The United States would foot most of the bill for building and operating the shield over Europe. The combined cost for other NATO members to link into the system is projected to be about $200 million over 10 years, Rasmussen said.
Although U.S. and NATO officials said they are close to a consensus on missile defense, there are still hurdles to overcome. Turkey, a NATO member and neighbor of Iran that would host a key anti-missile radar installation, has yet to commit.
Defense Secretary Robert M. Gates and Secretary of State Hillary Rodham Clinton met with their Turkish counterparts on the sidelines of the NATO meeting Thursday to discuss whether Turkey will allow a high-powered X-band radar on its territory. The location of the radar is the last unresolved piece in the first phase of the Pentagon's missile defense shield for Europe.

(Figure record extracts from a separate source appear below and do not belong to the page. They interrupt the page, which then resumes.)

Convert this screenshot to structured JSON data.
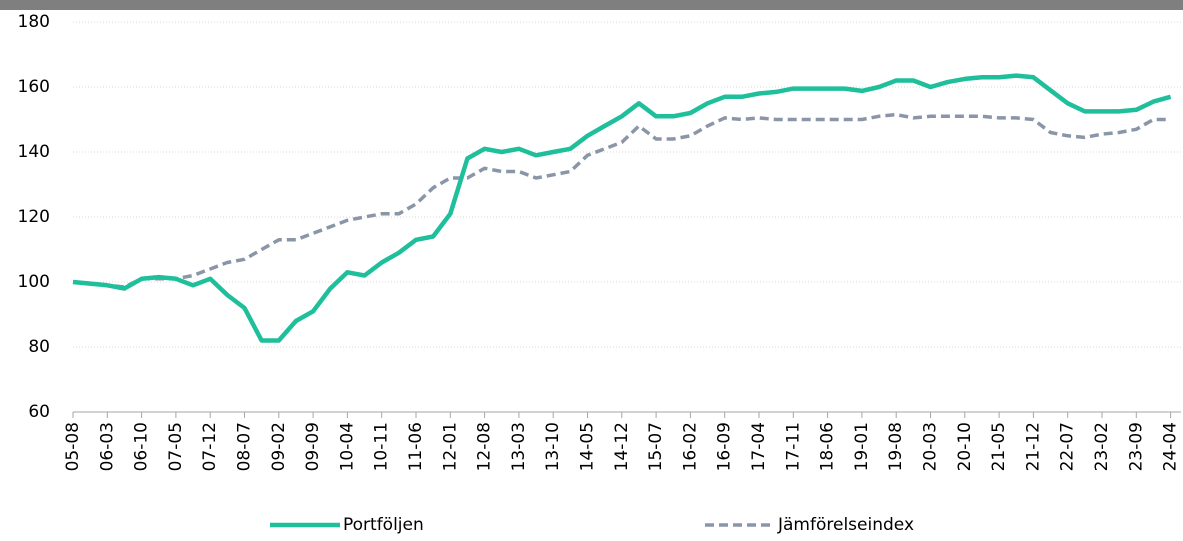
{
  "chart_data": {
    "type": "line",
    "categories": [
      "05-08",
      null,
      "06-03",
      null,
      "06-10",
      null,
      "07-05",
      null,
      "07-12",
      null,
      "08-07",
      null,
      "09-02",
      null,
      "09-09",
      null,
      "10-04",
      null,
      "10-11",
      null,
      "11-06",
      null,
      "12-01",
      null,
      "12-08",
      null,
      "13-03",
      null,
      "13-10",
      null,
      "14-05",
      null,
      "14-12",
      null,
      "15-07",
      null,
      "16-02",
      null,
      "16-09",
      null,
      "17-04",
      null,
      "17-11",
      null,
      "18-06",
      null,
      "19-01",
      null,
      "19-08",
      null,
      "20-03",
      null,
      "20-10",
      null,
      "21-05",
      null,
      "21-12",
      null,
      "22-07",
      null,
      "23-02",
      null,
      "23-09",
      null,
      "24-04"
    ],
    "series": [
      {
        "name": "Portföljen",
        "color": "#1fbf9b",
        "dash": false,
        "values": [
          100,
          99.5,
          99,
          98,
          101,
          101.5,
          101,
          99,
          101,
          96,
          92,
          82,
          82,
          88,
          91,
          98,
          103,
          102,
          106,
          109,
          113,
          114,
          121,
          138,
          141,
          140,
          141,
          139,
          140,
          141,
          145,
          148,
          151,
          155,
          151,
          151,
          152,
          155,
          157,
          157,
          158,
          158.5,
          159.5,
          159.5,
          159.5,
          159.5,
          158.8,
          160,
          162,
          162,
          160,
          161.5,
          162.5,
          163,
          163,
          163.5,
          163,
          159,
          155,
          152.5,
          152.5,
          152.5,
          153,
          155.5,
          157
        ]
      },
      {
        "name": "Jämförelseindex",
        "color": "#8a96a8",
        "dash": true,
        "values": [
          100,
          99.5,
          99,
          98.5,
          101,
          101,
          101,
          102,
          104,
          106,
          107,
          110,
          113,
          113,
          115,
          117,
          119,
          120,
          121,
          121,
          124,
          129,
          132,
          132,
          135,
          134,
          134,
          132,
          133,
          134,
          139,
          141,
          143,
          148,
          144,
          144,
          145,
          148,
          150.5,
          150,
          150.5,
          150,
          150,
          150,
          150,
          150,
          150,
          151,
          151.5,
          150.5,
          151,
          151,
          151,
          151,
          150.5,
          150.5,
          150,
          146,
          145,
          144.5,
          145.5,
          146,
          147,
          150,
          150
        ]
      }
    ],
    "ylim": [
      60,
      180
    ],
    "yticks": [
      60,
      80,
      100,
      120,
      140,
      160,
      180
    ],
    "grid": true,
    "legend": "bottom"
  }
}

"I would say that we are not putting pressure on the Turks, but we are having continuing conversations with them as one of our allies," Gates said at a news conference in Brussels.
Although Turkey is a longtime NATO member, its government has developed closer ties with Iran in recent years and appears reluctant to take steps that Tehran might consider hostile. Turkish officials have also sought guarantees that the anti-missile shield would cover the eastern part of their country, which borders Iran.
Pentagon officials are seeking Turkey's agreement to host the radar installation but also to vote in favor of missile defense as a NATO mission at next month's summit. Because NATO operates by consensus, Turkish opposition could scuttle the alliance's plans.
"We've had some very good, deep discussions with Turkey, and now the decisions are in Ankara to make," Jim Townsend Jr., deputy assistant secretary of defense for European and NATO policy, told reporters in Washington on Tuesday.
Pentagon officials said they have been negotiating with other NATO allies in southern Europe to host the radar in case Turkey balks. One alternative is Bulgaria, which like Turkey borders the Black Sea but is farther from Iran.
The radar installation - along with mobile radars deployed on Navy ships in the Mediterranean and Black seas - would provide a critical early warning of any launches from Iran, improving the odds of shooting down a missile.
Obama announced in September 2009 that he was overhauling the Bush administration's plans for missile defense in Europe. Although Obama had previously expressed skepticism of Bush's approach, he directed the Pentagon to build a more extensive and flexible missile shield for Europe that will be built in phases between now and 2020.